The device typically includes a unit mounted on a self leveling tripod. The operator can program the desired parameters, turn the laser on, and allow it to level itself. It projects laser beams and may offer a pulsing setting which can be used with a laser detector. This can be useful in conditions where it is hard to see the beams because of bright light or interference. Red is the most common color for a construction level for visibility reasons, but other options may be available.

While in operation, the laser cross level projects a neat cross on a wall or other fixture, and may also project onto the ceiling. This can allow construction crews to orient themselves while installing trim and fittings, cutting window openings, and so forth. The laser lines can be used for chalking or taping to prepare a space for work, as for example if people want evenly spaced stripes on their walls as part of a painting project.


For safety, the laser cross level may lock in place once it is at the desired setting. If the device detects that it has been moved, it may blink or emit a tone to alert construction crews to the fact that the lines may be off. They can recalibrate the laser to put it back into position and reset it before turning the alert off and locking it again. This can be an important feature on a busy construction site, where levels and other tools may be jarred by activity.

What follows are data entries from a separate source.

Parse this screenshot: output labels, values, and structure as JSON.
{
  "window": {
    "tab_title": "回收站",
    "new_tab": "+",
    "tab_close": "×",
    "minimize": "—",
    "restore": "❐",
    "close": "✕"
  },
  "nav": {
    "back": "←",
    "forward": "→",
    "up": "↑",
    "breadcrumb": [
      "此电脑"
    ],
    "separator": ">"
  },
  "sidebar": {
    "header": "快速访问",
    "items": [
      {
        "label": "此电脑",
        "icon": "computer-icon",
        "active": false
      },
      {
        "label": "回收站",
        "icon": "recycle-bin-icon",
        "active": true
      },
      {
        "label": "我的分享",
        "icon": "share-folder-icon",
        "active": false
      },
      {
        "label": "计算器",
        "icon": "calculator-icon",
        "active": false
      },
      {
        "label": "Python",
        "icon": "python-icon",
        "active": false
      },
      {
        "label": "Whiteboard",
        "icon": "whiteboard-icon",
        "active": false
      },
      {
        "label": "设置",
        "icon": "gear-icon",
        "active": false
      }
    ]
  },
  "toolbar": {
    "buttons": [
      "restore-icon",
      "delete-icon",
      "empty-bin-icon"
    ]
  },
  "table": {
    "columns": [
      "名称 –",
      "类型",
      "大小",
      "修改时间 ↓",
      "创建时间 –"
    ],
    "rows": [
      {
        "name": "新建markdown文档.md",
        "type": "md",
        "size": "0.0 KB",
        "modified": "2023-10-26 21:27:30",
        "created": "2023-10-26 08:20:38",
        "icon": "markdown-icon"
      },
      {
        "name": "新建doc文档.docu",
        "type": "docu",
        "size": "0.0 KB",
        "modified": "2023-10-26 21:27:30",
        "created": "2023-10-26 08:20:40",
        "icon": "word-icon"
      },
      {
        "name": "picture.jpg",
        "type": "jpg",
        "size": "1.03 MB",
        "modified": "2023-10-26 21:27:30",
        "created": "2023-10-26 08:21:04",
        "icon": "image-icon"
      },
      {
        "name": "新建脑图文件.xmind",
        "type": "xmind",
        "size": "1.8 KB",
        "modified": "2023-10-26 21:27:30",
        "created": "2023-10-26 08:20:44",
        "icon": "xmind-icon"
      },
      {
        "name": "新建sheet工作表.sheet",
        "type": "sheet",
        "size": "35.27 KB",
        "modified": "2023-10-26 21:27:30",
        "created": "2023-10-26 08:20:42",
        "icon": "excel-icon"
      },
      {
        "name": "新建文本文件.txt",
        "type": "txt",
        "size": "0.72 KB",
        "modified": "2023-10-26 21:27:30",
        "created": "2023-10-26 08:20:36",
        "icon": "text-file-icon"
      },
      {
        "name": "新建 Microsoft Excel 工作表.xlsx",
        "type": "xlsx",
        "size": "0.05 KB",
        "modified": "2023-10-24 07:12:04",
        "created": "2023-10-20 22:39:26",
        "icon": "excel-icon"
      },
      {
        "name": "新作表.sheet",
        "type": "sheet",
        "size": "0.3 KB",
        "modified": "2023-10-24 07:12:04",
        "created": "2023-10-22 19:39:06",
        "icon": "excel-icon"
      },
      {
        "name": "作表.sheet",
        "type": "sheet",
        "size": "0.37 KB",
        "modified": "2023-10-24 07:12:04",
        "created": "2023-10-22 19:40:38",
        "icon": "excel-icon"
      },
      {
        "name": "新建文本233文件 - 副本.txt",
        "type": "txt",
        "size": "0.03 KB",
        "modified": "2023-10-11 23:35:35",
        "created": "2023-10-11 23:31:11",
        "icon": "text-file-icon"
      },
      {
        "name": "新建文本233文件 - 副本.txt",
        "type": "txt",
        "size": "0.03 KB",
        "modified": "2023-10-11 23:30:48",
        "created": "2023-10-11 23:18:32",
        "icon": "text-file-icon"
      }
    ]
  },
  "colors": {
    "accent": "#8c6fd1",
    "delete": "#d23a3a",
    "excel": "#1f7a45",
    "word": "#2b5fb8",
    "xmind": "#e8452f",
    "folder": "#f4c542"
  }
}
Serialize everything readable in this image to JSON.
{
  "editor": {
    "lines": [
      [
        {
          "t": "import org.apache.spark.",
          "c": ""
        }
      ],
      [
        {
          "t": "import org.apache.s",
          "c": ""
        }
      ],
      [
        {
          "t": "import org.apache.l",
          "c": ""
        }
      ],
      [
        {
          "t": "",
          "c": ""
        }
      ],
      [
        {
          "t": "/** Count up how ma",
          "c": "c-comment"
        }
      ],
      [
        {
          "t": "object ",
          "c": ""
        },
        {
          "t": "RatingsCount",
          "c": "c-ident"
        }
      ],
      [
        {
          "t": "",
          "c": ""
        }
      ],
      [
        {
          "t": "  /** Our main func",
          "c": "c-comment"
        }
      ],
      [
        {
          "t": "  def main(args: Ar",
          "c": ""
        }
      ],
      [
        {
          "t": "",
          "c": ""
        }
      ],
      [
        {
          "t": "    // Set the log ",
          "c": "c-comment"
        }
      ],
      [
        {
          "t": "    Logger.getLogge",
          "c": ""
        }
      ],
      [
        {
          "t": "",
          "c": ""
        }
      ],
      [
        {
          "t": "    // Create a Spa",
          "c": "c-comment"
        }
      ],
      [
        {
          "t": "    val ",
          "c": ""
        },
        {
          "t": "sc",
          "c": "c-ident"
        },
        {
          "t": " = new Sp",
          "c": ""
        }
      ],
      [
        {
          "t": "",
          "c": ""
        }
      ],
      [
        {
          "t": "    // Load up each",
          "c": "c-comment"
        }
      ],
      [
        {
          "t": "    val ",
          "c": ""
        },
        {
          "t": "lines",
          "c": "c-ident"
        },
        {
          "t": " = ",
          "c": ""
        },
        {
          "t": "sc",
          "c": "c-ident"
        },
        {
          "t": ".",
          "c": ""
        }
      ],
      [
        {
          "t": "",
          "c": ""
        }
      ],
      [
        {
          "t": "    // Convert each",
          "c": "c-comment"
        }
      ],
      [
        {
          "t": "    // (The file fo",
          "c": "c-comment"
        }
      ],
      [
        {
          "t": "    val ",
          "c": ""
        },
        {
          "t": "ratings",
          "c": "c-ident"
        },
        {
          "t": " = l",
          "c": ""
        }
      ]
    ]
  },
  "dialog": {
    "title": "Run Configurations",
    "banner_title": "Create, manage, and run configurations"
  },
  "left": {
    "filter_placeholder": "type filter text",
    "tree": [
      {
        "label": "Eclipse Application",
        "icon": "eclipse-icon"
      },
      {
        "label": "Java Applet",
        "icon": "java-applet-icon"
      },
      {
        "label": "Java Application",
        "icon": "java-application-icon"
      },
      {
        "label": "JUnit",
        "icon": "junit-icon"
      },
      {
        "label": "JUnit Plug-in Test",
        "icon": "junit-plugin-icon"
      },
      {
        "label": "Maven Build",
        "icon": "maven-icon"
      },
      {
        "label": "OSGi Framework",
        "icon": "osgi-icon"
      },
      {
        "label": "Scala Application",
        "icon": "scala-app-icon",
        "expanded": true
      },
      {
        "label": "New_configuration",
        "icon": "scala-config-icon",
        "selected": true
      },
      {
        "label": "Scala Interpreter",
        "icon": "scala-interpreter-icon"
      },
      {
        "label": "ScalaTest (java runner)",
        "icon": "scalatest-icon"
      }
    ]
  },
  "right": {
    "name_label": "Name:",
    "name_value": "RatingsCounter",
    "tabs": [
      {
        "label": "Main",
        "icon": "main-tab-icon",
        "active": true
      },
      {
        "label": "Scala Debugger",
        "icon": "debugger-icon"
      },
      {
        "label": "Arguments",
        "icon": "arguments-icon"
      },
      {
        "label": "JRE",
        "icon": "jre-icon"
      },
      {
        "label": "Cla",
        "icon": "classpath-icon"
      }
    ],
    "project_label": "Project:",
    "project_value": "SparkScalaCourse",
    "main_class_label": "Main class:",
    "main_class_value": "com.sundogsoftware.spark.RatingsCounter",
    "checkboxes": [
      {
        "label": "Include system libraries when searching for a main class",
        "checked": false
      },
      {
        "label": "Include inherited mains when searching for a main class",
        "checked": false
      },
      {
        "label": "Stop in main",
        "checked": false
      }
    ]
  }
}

Construction suppliers often carry laser cross level equipment and accessories, and it is also possible to order them directly through manufacturers. Costs vary, depending on the types of features offered. Some stores also sell used equipment or provide tool loans and rentals for people who just need them for quick projects. A tool library can be another excellent resource for a laser cross level, whether for a project or as a piece of test equipment to determine whether a given make and model is the right choice for a contractor's needs.